I found some really nice mesh at a local metal supplier.

Very nice stuff, but it is a bit expensive.
You do get a ton of it, so it would be smart to go in on it with a couple other people than need mesh.

Just look in the yellow pages for metal supply companies....


----------



## Triple_T (Mar 18, 2004)

best stuff to get is metal Lathe, i got mine from my local builders supply, its got the diamond shape mesh, and what you do is double layer it, it looks sweet


----------



## Pat200sx (Jan 29, 2004)

here what i used.. picked up this metal mesh from home depot for next to nothing...


----------



## dmanars (Apr 7, 2004)

Triple_T said:


> best stuff to get is metal Lathe, i got mine from my local builders supply, its got the diamond shape mesh, and what you do is double layer it, it looks sweet


ahh I feel stupid. I was wondering if doubleing the layer would look ok. Because just using one layer sucks. You can see right through it and it bends so easily. I was thinking mabe if I painted it silver it wouldnt be so transparent. :dumbass:


----------



## 1CLNB14 (Apr 30, 2002)

Here is a pic of the mseh I picked up from the metal supply place.

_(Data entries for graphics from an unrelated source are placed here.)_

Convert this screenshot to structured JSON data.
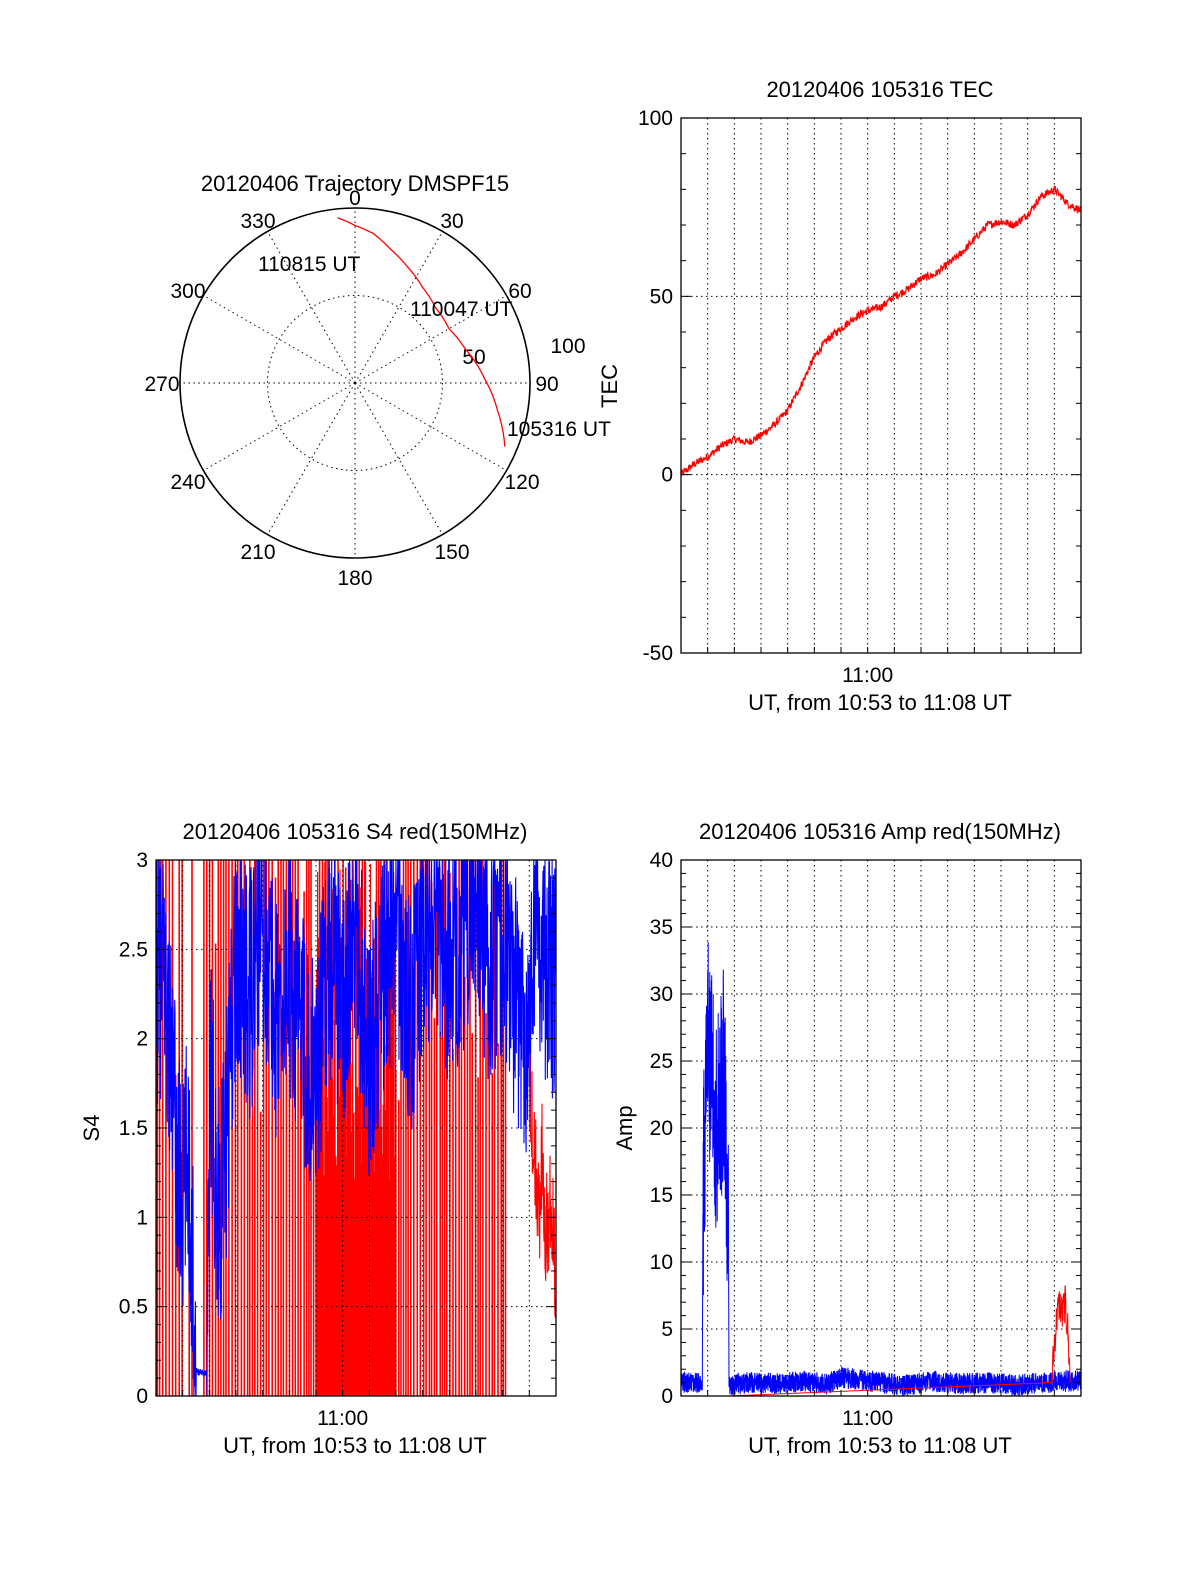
{
  "colors": {
    "red": "#ff0000",
    "blue": "#0000ff",
    "ink": "#000000"
  },
  "chart_data": [
    {
      "id": "trajectory",
      "type": "polar",
      "title": "20120406 Trajectory DMSPF15",
      "azimuth_labels": [
        "0",
        "30",
        "60",
        "90",
        "120",
        "150",
        "180",
        "210",
        "240",
        "270",
        "300",
        "330"
      ],
      "radial_labels": [
        {
          "text": "50",
          "value": 50
        },
        {
          "text": "100",
          "value": 100
        }
      ],
      "radial_max": 100,
      "track": [
        {
          "az": 113,
          "r": 93
        },
        {
          "az": 101,
          "r": 83
        },
        {
          "az": 88,
          "r": 74
        },
        {
          "az": 73,
          "r": 66
        },
        {
          "az": 60,
          "r": 62
        },
        {
          "az": 47,
          "r": 63
        },
        {
          "az": 35,
          "r": 67
        },
        {
          "az": 24,
          "r": 73
        },
        {
          "az": 15,
          "r": 79
        },
        {
          "az": 7,
          "r": 86
        },
        {
          "az": 0,
          "r": 90
        },
        {
          "az": -6,
          "r": 95
        }
      ],
      "annotations": [
        {
          "text": "110815 UT",
          "az": -6,
          "r": 95
        },
        {
          "text": "110047 UT",
          "az": 50,
          "r": 62
        },
        {
          "text": "105316 UT",
          "az": 113,
          "r": 93
        }
      ]
    },
    {
      "id": "tec",
      "type": "line",
      "title": "20120406 105316 TEC",
      "xlabel": "UT, from 10:53 to 11:08 UT",
      "ylabel": "TEC",
      "xlim": [
        0,
        15
      ],
      "ylim": [
        -50,
        100
      ],
      "yticks": [
        -50,
        0,
        50,
        100
      ],
      "xtick_labels": [
        {
          "x": 7,
          "label": "11:00"
        }
      ],
      "grid": true,
      "series": [
        {
          "color": "#ff0000",
          "x": [
            0,
            0.5,
            1,
            1.5,
            2,
            2.5,
            3,
            3.5,
            4,
            4.5,
            5,
            5.5,
            6,
            6.5,
            7,
            7.5,
            8,
            8.5,
            9,
            9.5,
            10,
            10.5,
            11,
            11.5,
            12,
            12.5,
            13,
            13.5,
            14,
            14.5,
            15
          ],
          "y": [
            0,
            3,
            5,
            8,
            10,
            9,
            11,
            14,
            18,
            25,
            33,
            38,
            41,
            44,
            46,
            47,
            50,
            52,
            55,
            56,
            59,
            62,
            66,
            70,
            71,
            70,
            73,
            78,
            80,
            76,
            74
          ]
        }
      ]
    },
    {
      "id": "s4",
      "type": "line",
      "title": "20120406 105316 S4 red(150MHz)",
      "xlabel": "UT, from 10:53 to 11:08 UT",
      "ylabel": "S4",
      "xlim": [
        0,
        15
      ],
      "ylim": [
        0,
        3
      ],
      "yticks": [
        0,
        0.5,
        1,
        1.5,
        2,
        2.5,
        3
      ],
      "xtick_labels": [
        {
          "x": 7,
          "label": "11:00"
        }
      ],
      "grid": true,
      "series": [
        {
          "color": "#0000ff",
          "x": [
            0,
            0.3,
            0.6,
            0.8,
            1,
            1.2,
            1.5,
            1.9,
            2.05,
            2.3,
            2.6,
            2.8,
            3,
            3.5,
            4,
            4.5,
            5,
            5.5,
            6,
            6.5,
            7,
            7.5,
            8,
            8.5,
            9,
            9.5,
            10,
            10.5,
            11,
            11.5,
            12,
            12.5,
            13,
            13.5,
            14,
            14.2,
            14.5,
            15
          ],
          "y": [
            2.3,
            2.4,
            1.8,
            1.3,
            1.05,
            1.4,
            0.14,
            0.13,
            1.9,
            1.0,
            1.3,
            2.0,
            2.5,
            2.2,
            2.7,
            2.1,
            2.4,
            2.0,
            1.8,
            2.5,
            2.2,
            2.6,
            1.9,
            2.3,
            2.7,
            2.1,
            2.5,
            2.8,
            2.4,
            2.6,
            2.9,
            2.4,
            2.6,
            2.2,
            2.0,
            2.8,
            2.5,
            2.3
          ]
        },
        {
          "color": "#ff0000",
          "x": [
            14,
            14.1,
            14.2,
            14.3,
            14.4,
            14.5,
            14.6,
            14.7,
            14.8,
            14.9,
            15
          ],
          "y": [
            1.7,
            1.5,
            1.3,
            1.2,
            1.1,
            1.4,
            1.0,
            0.9,
            1.2,
            1.0,
            0.5
          ]
        }
      ]
    },
    {
      "id": "amp",
      "type": "line",
      "title": "20120406 105316 Amp red(150MHz)",
      "xlabel": "UT, from 10:53 to 11:08 UT",
      "ylabel": "Amp",
      "xlim": [
        0,
        15
      ],
      "ylim": [
        0,
        40
      ],
      "yticks": [
        0,
        5,
        10,
        15,
        20,
        25,
        30,
        35,
        40
      ],
      "xtick_labels": [
        {
          "x": 7,
          "label": "11:00"
        }
      ],
      "grid": true,
      "series": [
        {
          "color": "#0000ff",
          "x": [
            0,
            0.4,
            0.8,
            0.82,
            1.0,
            1.3,
            1.6,
            1.78,
            1.8,
            2.5,
            3.5,
            4.5,
            5.5,
            6.0,
            7.5,
            8.5,
            9.5,
            10.5,
            11.5,
            12.5,
            13.5,
            14.5,
            15
          ],
          "y": [
            1,
            1,
            1,
            14,
            27,
            20,
            24,
            13,
            0.8,
            1,
            0.9,
            1.1,
            0.9,
            1.4,
            1,
            0.8,
            1.1,
            0.9,
            1,
            0.8,
            1,
            1.1,
            1.2
          ]
        },
        {
          "color": "#ff0000",
          "x": [
            0.82,
            1.8,
            13.9,
            14.0,
            14.1,
            14.2,
            14.3,
            14.4,
            14.5,
            14.6
          ],
          "y": [
            0,
            0,
            1,
            4,
            6,
            7,
            6,
            7,
            5,
            1
          ]
        }
      ]
    }
  ]
}
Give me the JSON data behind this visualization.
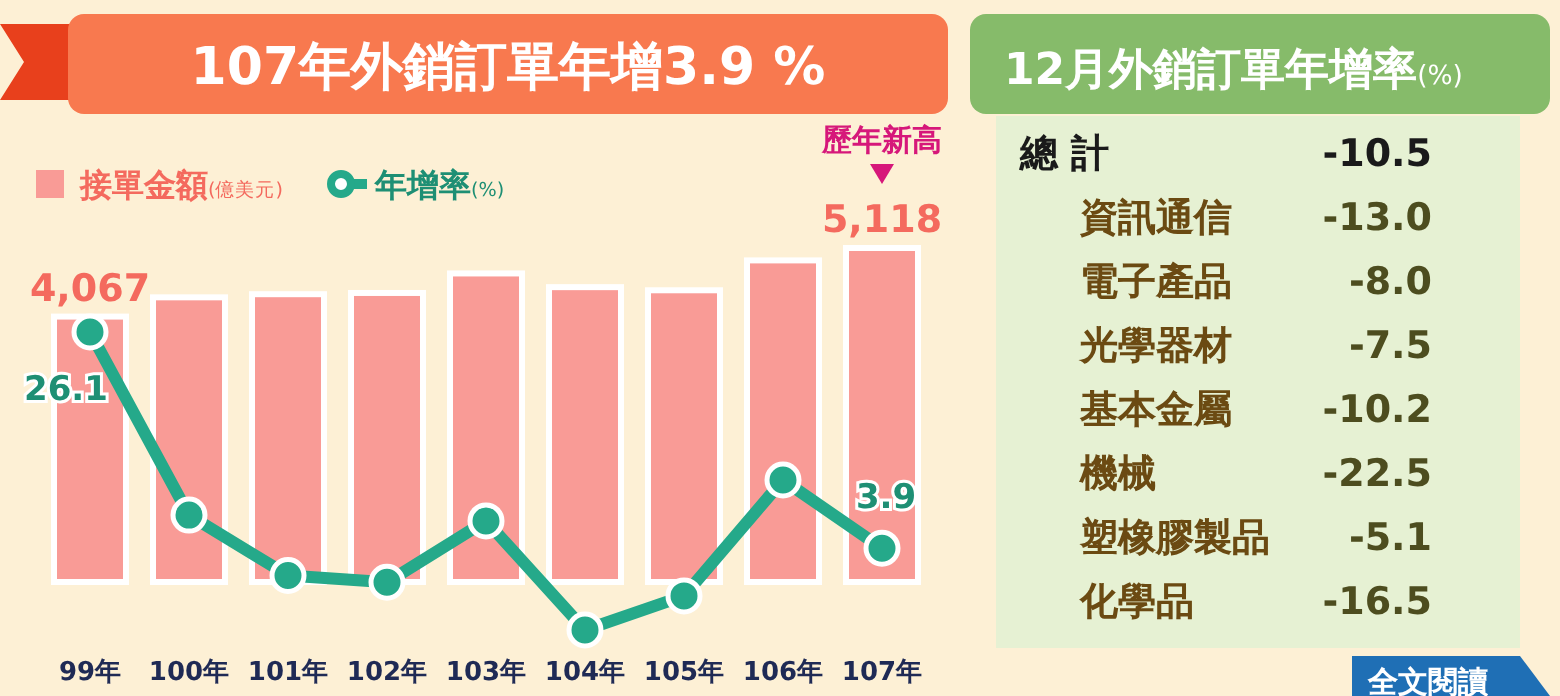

It's a bit more industrial/heavy duty....


----------



## nismo_maxima (Nov 10, 2003)

I got mine from a metal shop dow in baja mexico, it looks cool, it jas like holes, they look like the custom grill that people put on f150's


----------



## BII (May 13, 2004)

I got a sheet of APC (yeah I know) "flame" mesh, email me if you're interested.

[email protected]


----------



## UnosGirl (Jan 31, 2004)

hey thanks for all the replies wow I had really forgotten about this thread I might have to make a trip to home depot but the only concern I have is how mush will look with my billet grille what do you guys think??


----------



## B14_Stealth (Aug 14, 2003)

dmanars said:


> ahh I feel stupid. I was wondering if doubleing the layer would look ok. Because just using one layer sucks. You can see right through it and it bends so easily. I was thinking mabe if I painted it silver it wouldnt be so transparent. :dumbass:


i second that, when i did my meshed grill with one layer.. it came out looking like crap, just like you said you could see right through it. The only time it looked ok ..is if you looked at the grill on an angle


----------